Das sexuelle Miteinander auf den Prüfstand stellen
Insofern überrascht es kaum, dass sich viele Feministinnen für eine neue Konsenskultur einsetzen. Sexuelle Kontakte sollen stets einvernehmlich sein, so die Forderung. Was das genau heißt, darüber gehen die Meinungen allerdings auseinander: Das „Nein heißt nein“-Modell betont, verbale Ablehnung müsse stets als solche respektiert werden. Was wie eine Banalität klingen mag, ist eine eher neue Entwicklung.

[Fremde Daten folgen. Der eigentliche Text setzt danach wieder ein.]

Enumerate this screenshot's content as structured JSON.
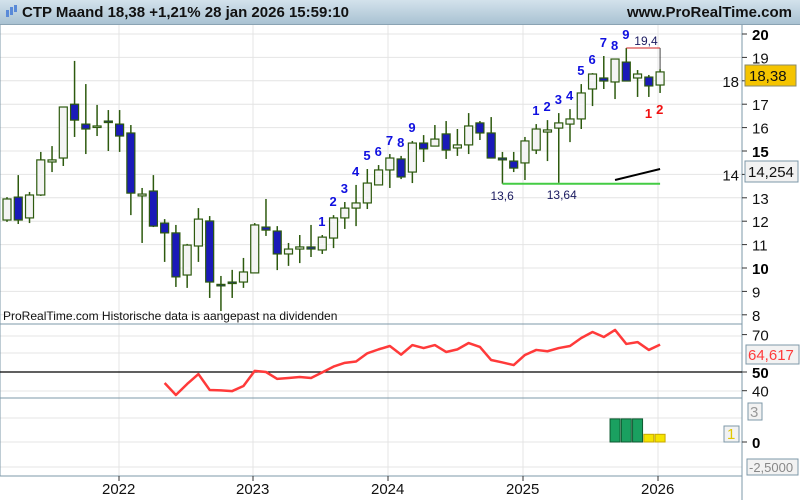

Lange Zeit galt die Idee der sogenannten token resistance: Eine abwehrende Frau ziere sich bloß – und ihr Protest sei lediglich eine Einladung, es noch energischer zu versuchen. Solches Gedankengut spiegelt sich in zahlreichen Filmen und Liedtexten wider. „Nein heißt ja, wenn man lächelt so wie du“, heißt es in einem Schlager von G.G. Anderson aus dem Jahr 2000. Innerhalb der Ehe sind Vergewaltigungen erst seit 1997 strafbar. 2016 nahm der Bundestag den „Nein heißt nein“-Grundsatz ins Strafrecht auf.
Inzwischen gibt es Vorstöße für ein schärferes Konsensmodell, nämlich „Nur ja heißt ja“: Sex sei allein dann einvernehmlich, wenn alle Beteiligten davor zugestimmt haben. Ein fehlendes Nein wäre demnach nicht genug, um von einer Einwilligung auszugehen. Die Forderung nach einem ausdrücklichen Ja soll die Leerstellen füllen, welche der „Nein heißt nein“-Ansatz hat: Was, wenn eine Person bewusstlos, berauscht oder schlichtweg zu eingeschüchtert ist, um ihre Ablehnung auszudrücken? Hier soll eine klare Zustimmung Abhilfe schaffen. „Nur ja heißt ja“ ist dabei nicht zwingend als juristische Forderung gemeint (obwohl beispielsweise das spanische Parlament im Jahr 2022 eine solche Regelung verabschiedete). Vielmehr geht es darum, das sexuelle Miteinander auf den Prüfstand zu stellen: Fühlen sich alle Beteiligten wohl mit dem, was gerade abläuft?
Ablehnung wird meist subtil oder indirekt ausgedrückt
Doch als Werkzeug, um das eigene Liebesleben einvernehmlicher zu gestalten, taugen diese Ansätze nur bedingt. „Forderungen nach einer eindeutigen verbalen Kommunikation legen Maßstäbe an den sexuellen Konsens an, die so in keinem anderen alltäglichen Bereich geläufig sind“, meint Simone Kreutz. Die Sozialwissenschaftlerin forscht und lehrt an der Berliner Humboldt-Universität, unter anderem zum Thema sexualisierte Gewalt.
„Menschen drücken Ablehnung häufig in subtiler oder indirekter Form aus – und sie wird auch als solche verstanden“, so Kreutz. Werden körperliche Grenzen übergangen, sei das normalerweise eben kein Ergebnis von Missverständnissen, sondern ein Ignorieren von Zeichen der Ablehnung. Tatsächlich verstehen wir im Alltag meist auch ohne ein klares Ja oder Nein, was eine andere Person gerade will. Das bekannteste Beispiel dürften die „Kopfschmerzen“ sein, die als Chiffre für sexuelle Unlust herhalten müssen.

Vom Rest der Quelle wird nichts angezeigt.